Balloons take to sky for volcanic gas study
Volcanic gases erupting from Kilauea's Halemaumau vent were measured and tracked with high-altitude balloons this summer for the first time.
The results show that sulfur dioxide gas eventually forms airborne droplets of sulfuric acid that are even more harmful to lungs than the original gas.
The National Science Foundation funded the venture from a program for high-risk experimental work, said Adam Durant, an adjunct geological sciences faculty member at Michigan Technological University.
The risk?
"We didn't know if we were going to be able to track volcanic emissions, and we didn't know if we would be able to retrieve the balloons," Durant said in a telephone interview from Iceland, where he was presenting the research results.
Both goals were met, and the scientists hope to obtain funding for a scaled-up project with more flights and advanced instruments, he said.
Jeff Sutton, Hawaiian Volcano Observatory staff geochemist, said these novel measurements will complement the observatory's ground-based readings.
The scientists, wearing goggles and breathing masks, launched two meteorological balloons at the vent in July in coordination with the U.S. Geological Survey and the National Park Service.
Keola Awong of the park service conducted a blessing before the first flight at the rim of the caldera.
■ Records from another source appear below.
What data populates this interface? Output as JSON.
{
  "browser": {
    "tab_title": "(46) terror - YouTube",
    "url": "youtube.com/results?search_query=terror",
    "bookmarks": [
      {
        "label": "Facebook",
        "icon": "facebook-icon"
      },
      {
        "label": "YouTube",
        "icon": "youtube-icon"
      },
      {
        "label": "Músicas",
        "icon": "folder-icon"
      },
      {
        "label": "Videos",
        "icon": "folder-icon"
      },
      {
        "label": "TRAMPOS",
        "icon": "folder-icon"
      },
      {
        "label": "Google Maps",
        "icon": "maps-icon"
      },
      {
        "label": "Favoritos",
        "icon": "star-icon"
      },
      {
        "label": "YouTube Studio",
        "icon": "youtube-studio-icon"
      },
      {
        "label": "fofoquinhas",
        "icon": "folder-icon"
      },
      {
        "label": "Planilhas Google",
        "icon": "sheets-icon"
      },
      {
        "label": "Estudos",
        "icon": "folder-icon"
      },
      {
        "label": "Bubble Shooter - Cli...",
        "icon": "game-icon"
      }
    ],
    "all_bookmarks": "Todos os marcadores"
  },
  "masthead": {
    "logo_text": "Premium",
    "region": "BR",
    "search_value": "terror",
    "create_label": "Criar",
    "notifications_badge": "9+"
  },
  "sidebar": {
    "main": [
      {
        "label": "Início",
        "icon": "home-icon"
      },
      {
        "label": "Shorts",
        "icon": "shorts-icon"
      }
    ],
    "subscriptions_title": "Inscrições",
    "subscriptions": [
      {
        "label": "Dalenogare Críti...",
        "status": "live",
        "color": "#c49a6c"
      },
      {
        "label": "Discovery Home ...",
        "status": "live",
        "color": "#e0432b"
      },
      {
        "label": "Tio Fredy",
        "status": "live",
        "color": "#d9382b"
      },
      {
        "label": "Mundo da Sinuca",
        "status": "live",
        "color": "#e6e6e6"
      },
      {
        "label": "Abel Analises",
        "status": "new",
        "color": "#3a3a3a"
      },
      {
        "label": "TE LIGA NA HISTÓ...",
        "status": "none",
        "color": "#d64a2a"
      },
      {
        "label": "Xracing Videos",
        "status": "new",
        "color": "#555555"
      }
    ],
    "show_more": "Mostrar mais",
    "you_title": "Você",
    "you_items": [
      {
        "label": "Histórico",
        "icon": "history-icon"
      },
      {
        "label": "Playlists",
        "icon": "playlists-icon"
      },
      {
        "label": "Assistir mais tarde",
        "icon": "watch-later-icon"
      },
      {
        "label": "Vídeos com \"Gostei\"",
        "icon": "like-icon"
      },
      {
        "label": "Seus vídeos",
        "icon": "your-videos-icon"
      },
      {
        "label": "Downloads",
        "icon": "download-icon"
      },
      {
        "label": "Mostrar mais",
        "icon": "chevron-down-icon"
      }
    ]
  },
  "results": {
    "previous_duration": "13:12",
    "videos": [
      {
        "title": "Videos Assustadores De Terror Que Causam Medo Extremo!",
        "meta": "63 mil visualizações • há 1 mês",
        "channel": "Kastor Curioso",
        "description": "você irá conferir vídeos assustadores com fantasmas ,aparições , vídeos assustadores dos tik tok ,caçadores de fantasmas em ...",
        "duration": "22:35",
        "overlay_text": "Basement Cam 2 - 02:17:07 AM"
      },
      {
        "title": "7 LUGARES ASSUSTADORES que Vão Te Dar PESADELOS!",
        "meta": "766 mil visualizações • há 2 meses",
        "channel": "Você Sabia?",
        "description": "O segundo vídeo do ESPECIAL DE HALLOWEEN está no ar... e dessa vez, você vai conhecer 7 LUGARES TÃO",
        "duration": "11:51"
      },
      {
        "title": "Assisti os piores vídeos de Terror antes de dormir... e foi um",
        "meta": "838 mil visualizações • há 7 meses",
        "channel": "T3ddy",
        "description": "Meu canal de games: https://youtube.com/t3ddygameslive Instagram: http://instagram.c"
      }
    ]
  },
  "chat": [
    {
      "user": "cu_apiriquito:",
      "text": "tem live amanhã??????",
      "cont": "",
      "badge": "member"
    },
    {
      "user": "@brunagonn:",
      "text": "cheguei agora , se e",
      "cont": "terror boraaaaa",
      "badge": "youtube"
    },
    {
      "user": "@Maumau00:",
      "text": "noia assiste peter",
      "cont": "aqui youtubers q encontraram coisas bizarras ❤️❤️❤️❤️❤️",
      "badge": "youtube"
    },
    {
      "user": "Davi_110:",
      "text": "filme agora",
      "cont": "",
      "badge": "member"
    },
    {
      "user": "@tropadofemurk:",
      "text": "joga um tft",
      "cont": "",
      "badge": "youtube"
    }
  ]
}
The scientists also left flowers as a gift to Pele, the volcano goddess.
One balloon rose 8,250 feet, then crashed in an ohia forest.
"We had a GPS location and drove as close as we could to it," said Durant. "We bushwhacked through the forest and found the balloon."
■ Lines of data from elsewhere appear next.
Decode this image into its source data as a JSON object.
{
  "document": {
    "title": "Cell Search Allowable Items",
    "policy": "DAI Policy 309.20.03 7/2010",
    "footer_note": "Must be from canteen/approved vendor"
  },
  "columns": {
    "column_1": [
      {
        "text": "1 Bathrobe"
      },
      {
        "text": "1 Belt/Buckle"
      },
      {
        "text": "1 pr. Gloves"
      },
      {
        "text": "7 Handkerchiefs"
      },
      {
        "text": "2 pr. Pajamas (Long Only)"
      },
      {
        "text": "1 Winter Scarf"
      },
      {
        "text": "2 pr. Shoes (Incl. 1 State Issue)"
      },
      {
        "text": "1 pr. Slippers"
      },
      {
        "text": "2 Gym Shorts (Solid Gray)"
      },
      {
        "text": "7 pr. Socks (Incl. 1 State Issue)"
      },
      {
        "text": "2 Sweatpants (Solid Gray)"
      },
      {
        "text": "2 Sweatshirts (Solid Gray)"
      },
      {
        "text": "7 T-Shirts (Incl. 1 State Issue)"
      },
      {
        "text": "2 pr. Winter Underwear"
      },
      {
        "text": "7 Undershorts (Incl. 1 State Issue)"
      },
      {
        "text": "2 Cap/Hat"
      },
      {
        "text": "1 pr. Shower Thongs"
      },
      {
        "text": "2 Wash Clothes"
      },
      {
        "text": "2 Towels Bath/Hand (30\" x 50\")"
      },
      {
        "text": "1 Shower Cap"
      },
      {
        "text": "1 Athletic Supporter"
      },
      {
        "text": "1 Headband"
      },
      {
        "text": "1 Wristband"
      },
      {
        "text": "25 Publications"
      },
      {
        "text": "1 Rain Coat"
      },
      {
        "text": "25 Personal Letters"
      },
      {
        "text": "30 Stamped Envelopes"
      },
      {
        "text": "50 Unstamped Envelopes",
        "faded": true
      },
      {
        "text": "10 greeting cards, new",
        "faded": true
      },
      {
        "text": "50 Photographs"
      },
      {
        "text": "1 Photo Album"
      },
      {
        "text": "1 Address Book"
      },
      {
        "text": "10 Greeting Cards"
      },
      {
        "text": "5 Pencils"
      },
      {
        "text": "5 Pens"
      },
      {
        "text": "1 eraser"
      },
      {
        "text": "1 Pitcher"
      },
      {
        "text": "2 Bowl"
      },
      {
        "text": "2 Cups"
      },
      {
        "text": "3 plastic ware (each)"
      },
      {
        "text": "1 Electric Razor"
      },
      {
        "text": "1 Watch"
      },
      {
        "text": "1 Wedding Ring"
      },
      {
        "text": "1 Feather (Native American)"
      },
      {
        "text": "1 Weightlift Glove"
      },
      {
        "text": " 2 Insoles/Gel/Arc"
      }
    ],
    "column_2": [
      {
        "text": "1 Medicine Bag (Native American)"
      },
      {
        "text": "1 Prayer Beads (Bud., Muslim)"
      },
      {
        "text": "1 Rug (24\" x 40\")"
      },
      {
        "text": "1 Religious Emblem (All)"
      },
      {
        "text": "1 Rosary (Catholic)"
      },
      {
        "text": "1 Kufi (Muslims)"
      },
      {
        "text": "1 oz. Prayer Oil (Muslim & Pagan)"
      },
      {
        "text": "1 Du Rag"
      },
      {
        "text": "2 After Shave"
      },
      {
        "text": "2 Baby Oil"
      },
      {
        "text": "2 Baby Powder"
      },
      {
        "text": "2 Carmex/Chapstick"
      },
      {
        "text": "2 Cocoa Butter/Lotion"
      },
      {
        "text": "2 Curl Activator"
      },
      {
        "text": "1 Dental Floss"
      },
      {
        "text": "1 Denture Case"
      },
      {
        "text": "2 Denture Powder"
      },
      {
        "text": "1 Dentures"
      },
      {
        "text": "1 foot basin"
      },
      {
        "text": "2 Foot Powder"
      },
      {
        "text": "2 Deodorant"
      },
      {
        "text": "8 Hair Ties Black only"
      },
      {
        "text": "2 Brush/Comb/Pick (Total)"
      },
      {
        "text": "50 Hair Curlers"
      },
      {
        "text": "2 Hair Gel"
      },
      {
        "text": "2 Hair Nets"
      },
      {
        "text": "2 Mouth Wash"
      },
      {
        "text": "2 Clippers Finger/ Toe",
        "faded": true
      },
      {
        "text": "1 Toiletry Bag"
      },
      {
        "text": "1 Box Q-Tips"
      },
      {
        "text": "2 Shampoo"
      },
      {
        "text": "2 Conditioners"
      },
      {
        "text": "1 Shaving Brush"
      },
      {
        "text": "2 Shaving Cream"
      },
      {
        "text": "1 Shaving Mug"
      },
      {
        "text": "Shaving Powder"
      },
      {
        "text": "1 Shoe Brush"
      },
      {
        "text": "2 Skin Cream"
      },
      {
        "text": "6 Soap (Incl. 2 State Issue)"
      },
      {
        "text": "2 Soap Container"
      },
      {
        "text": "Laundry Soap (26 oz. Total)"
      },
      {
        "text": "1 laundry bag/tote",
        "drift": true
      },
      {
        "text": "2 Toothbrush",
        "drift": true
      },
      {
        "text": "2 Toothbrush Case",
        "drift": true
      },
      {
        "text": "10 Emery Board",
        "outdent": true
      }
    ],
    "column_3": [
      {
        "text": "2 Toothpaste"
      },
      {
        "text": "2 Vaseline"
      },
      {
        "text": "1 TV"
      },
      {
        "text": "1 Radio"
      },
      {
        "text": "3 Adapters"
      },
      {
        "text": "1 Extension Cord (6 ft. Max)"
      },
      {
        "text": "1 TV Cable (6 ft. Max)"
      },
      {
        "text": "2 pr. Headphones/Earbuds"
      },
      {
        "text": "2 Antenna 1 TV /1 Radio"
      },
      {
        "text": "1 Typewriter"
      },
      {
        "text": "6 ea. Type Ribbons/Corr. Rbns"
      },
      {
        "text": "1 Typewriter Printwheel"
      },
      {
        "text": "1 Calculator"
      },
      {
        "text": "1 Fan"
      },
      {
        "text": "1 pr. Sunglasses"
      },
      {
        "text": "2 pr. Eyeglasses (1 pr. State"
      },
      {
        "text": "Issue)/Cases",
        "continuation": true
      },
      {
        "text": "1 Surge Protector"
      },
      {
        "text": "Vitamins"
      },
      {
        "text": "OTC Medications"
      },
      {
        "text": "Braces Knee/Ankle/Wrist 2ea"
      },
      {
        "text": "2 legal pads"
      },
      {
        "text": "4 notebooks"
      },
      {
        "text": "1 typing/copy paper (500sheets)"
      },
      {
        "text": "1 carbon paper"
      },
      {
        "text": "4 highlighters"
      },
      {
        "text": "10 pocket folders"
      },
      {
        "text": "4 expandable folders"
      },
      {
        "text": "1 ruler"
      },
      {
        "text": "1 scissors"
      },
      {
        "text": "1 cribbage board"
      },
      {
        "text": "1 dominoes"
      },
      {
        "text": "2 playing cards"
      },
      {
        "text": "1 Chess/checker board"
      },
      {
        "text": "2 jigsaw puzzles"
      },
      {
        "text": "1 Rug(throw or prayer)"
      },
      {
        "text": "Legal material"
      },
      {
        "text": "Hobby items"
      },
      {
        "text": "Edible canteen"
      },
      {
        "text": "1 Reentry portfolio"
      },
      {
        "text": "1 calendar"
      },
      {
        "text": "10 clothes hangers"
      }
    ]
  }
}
The second rose to 11,500 feet and landed in a macadamia orchard.
The data was transferred by satellite to collaborator Paul Voss, an atmospheric scientist at Smith College in Massachusetts. Voss flew the balloons by satellite link using Google Earth for flight visualization and while communicating with the Federal Aviation Administration, Durant said.
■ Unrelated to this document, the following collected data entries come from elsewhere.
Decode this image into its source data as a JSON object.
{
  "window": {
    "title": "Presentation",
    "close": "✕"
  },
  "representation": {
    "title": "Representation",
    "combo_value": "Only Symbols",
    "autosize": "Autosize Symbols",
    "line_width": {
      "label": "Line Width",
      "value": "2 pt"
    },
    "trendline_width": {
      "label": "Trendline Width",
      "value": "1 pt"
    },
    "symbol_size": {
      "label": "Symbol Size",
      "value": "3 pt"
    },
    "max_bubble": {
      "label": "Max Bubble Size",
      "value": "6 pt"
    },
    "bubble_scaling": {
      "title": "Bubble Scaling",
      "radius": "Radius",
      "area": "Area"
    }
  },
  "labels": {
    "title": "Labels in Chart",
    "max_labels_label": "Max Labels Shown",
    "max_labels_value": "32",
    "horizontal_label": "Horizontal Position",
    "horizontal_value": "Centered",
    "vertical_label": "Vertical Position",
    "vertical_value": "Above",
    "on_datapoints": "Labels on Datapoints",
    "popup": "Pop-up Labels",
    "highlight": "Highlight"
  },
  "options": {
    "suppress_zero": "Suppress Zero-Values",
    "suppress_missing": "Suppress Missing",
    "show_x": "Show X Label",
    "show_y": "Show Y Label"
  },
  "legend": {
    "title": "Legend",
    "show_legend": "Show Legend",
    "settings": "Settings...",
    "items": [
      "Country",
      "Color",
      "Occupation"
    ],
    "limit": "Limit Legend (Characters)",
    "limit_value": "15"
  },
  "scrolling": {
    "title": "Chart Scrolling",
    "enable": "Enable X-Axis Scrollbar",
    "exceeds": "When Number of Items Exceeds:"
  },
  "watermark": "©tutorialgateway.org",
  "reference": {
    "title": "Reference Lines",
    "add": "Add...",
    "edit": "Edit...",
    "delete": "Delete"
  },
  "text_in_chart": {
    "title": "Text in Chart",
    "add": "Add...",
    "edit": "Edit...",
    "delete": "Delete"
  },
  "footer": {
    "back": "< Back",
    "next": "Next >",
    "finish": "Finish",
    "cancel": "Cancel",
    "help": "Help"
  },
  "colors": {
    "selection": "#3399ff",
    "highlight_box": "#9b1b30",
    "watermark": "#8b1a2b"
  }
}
The balloons, 6 to 8 feet tall when inflated, can fly for days, but the FAA restricted the flights in Hawaii to 5 1/2 hours, he said. The balloons were equipped with high-tech sensors to measure the temperature, composition and water content of gases as they followed the plumes.
Winds carried them up the slopes of Mauna Loa to the Ocean View subdivision downwind from the volcano on the west side of the island, then toward Kona, Durant said. Sulfur dioxide was detected in Ocean View several hours after the gas erupted from the volcano, he said.
Initial findings suggest most of the sulfur dioxide in the plume converts to sulfate aerosol about one hour after it is spewed from the volcano -- and that causes haze, Durant said.
"What we're showing is, it's not necessarily sulfur dioxide that's a hazard to health, but the small particles that the gas converts into. ...
"Sulfuric acid droplets are very, very small," he added. "They irritate the lining of the lungs."
Durant conducted the experiment with colleague Matt Watson, also a Michigan Tech adjunct faculty member. Both are now doing postdoctoral work at the University of Bristol in the United Kingdom.
"It's a challenging task they were trying to do -- to chase the plume down," Sutton said. "They're looking at relative amounts of each gas in the plume and at concentrations at places distant from the vent. What Adam is trying to do is refine the understanding of how long that conversion process takes. That will be a useful contribution if they're actually able to do that."